No podía negar que en pantalla grande se veían mejor las películas.
—Deja de farfullar, me estás comenzando a incomodar.
Las risas se intercalaban con el sonido de los que comían, por momentos se hacía insoportable.
—Son gilipollas.
Prefería el movimiento, actuar, no pensar, darles vueltas a las cosas le dejaba mal. La quietud y sus pensamientos eran una mala mezcla, solo conseguían hacerle pasar malos momentos. Salir, deambular, centrarse en asuntos distintos le permitían pasar página, distanciarse.
La hora golfa, ¿quién la habría inventado?, poco a poco se hizo un asiduo, a su parecer era la mejor hora, cuando se aburría podía dormir. Para ese fin se ubicaba en las últimas butacas del cine y, en cierto modo, no molestar a nadie.
Esta situación era momentánea, estaba pasando una mala temporada, cuando saliera de ella, se reiría, podría convertirse en un lapsus, es curioso —se decía—, cómo uno va tomando ciertas decisiones y cada una de ellas van perfilando el devenir de lo que se vive. El único modo de salir era tirando para adelante, tenía el presentimiento de que todo se solucionaría.
Se inscribía en todas las oportunidades de trabajo que se le presentaban. Algunas permitían participar de una jornada de conocimiento de la actividad, si le gustaba podía seguir con el curro y si no, no pasaba nada, no estaba obligada a regresar. Durante las charlas trataba de quedar bien con todos, por un momento dejaba de lado la mochila cargada de malos rollos, era mejor así, prefería que la conocieran por esa forma de ser y no por otra en la que sintieran lástima por su situación, eso no le gustaba, guardaba silencio, era mejor pasar de forma desapercibida, callar y dejar que los de su alrededor hablaran, era muy cuidadosa en ese aspecto, controlaba sus palabras.

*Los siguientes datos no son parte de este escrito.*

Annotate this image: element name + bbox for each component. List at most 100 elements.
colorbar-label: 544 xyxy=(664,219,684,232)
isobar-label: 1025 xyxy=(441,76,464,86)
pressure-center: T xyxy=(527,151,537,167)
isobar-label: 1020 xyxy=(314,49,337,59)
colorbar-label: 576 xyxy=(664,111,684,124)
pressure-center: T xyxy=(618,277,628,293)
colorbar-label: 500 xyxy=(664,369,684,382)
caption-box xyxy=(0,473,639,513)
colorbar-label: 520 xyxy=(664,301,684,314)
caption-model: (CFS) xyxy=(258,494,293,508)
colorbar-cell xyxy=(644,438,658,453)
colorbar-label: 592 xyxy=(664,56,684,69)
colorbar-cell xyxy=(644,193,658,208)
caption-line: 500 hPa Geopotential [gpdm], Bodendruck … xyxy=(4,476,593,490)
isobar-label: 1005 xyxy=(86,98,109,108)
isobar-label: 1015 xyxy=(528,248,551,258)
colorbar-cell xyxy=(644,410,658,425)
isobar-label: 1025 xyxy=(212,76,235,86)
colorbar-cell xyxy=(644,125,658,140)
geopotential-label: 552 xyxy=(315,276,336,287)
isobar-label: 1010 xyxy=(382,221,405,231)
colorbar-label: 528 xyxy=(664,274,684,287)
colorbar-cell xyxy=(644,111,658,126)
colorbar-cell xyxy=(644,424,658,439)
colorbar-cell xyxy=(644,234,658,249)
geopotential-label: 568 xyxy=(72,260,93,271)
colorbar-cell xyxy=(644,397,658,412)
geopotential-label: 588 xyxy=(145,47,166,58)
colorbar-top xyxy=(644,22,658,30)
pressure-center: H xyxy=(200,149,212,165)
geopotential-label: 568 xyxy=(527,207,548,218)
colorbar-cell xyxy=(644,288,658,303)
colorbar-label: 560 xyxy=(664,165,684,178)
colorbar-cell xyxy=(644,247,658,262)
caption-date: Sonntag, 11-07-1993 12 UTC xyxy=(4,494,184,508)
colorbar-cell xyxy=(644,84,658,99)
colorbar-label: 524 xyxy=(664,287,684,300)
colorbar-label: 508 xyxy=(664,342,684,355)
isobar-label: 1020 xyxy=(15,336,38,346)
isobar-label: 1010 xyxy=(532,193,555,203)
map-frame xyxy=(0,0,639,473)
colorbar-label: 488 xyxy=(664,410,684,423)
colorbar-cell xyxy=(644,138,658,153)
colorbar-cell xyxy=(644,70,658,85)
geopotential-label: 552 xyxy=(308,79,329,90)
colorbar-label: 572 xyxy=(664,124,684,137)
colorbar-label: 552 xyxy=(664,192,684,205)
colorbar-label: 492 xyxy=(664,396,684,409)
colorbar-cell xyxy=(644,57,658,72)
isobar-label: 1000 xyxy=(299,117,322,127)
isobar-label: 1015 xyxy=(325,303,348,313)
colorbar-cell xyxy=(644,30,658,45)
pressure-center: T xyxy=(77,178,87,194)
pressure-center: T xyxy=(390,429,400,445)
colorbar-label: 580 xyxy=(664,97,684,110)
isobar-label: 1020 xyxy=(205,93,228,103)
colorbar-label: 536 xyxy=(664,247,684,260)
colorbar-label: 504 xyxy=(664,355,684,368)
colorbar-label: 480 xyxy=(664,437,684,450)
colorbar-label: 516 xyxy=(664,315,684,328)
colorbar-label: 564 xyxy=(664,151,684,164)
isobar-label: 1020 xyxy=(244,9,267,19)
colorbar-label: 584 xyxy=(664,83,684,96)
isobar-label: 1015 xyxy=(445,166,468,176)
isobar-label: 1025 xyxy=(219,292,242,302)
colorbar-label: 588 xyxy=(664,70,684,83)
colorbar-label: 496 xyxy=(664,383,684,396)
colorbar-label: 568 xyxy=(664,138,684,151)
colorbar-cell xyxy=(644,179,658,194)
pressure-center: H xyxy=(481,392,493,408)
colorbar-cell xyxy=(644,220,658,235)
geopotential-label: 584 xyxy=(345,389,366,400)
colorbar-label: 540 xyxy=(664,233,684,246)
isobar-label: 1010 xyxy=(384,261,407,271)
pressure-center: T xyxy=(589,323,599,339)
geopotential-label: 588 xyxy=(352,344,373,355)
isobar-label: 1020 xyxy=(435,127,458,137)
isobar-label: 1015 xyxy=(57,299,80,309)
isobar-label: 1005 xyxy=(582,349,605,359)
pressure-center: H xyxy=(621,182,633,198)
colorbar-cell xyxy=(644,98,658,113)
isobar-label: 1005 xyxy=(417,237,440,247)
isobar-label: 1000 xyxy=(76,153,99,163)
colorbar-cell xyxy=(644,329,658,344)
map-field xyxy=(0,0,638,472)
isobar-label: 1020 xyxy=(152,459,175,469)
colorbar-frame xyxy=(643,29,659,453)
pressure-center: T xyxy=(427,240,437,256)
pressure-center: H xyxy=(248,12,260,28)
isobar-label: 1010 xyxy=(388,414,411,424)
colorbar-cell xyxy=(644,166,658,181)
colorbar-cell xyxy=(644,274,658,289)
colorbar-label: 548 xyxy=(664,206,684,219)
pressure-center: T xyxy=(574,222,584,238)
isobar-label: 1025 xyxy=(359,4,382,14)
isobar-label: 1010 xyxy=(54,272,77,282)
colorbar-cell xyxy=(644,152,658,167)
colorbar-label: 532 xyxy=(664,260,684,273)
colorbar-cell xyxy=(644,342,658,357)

Durante una época trabajó como acomodadora de cine, eso le permitió conocer gente que, a la postre, le echaba una mano. La labor fue temporal, sin embargo, su forma de ser y la buena disposición que tenía para ayudar a los demás le sirvió para hacer amistades.
Cada cierto tiempo se escuchaba una carcajada, era un sonido impertinente. No era posible que se riera por chorradas, pero no podía decir nada, si se levantaba y le hacía ver la forma en la que incomodaba al resto, podía ser tomado de una manera que no venía a cuento, podría iniciarse una discusión, —de las chungas—, ocasionando que se perdiera lo que estaba viendo.
—Deja de poner esa cara.
—No pongo ninguna.
A pesar de tener todo controlado y de contar con la disposición para salir del hoyo, había momentos en los que estaba, en cuestión de motivación, bajo mínimos. No era posible encontrarle salida a todo, pero, consideraba que no podrían ir peor las cosas, no obstante, alguien le dijo que las cosas siempre pueden ir a peor, esperaba que no fuera así, porque no sabría cómo salir, se podía poner en distintas situaciones, pero se le hacía imposible imaginar una peor.
Se comenzó a hacer el silencio, no dejaban de comer en el local, ese ruido se le hacía más molesto que el de la risa, tendría que enfocarse, aprender a hacerlo sobre la marcha para poder disfrutar lo que tenía delante.
El ruido era itinerante, empezaba en un lugar y se contagiaba a otro, asimismo, había personas que se ponían de pie una y otra vez, pasando por delante de la pantalla.
Dejaban que durmiera ahí y se aseara en los servicios, luego salía, nadie sabía a donde se dirigía, pero comenzó a convertirse en una especie de rito, llegaba, se iba a los últimos lugares y dormía.
Ese día no fue distinta la metodología, le invitaron a desayunar, se presentó, tenía la idea de no quedarse en el trabajo, por eso solo escuchaba, cuando hubiera terminado el día, diría alguna mentira, un pretexto que le permitiera irse, nunca se dieron cuenta, como había cientos de ofertas del mismo tipo, se le solucionaba todo.
A lo tonto podía conocer gente de todo tipo, no les daba conversación, ese instante le permitía evadirse.
Desconocía la razón, no le abrían la puerta, el día anterior pudo hacerlo sin problemas, pero las cosas cambian, la forma en la que nos miran los demás es distinta, nos volvemos innecesarios con el paso del tiempo. Al final, debería irse.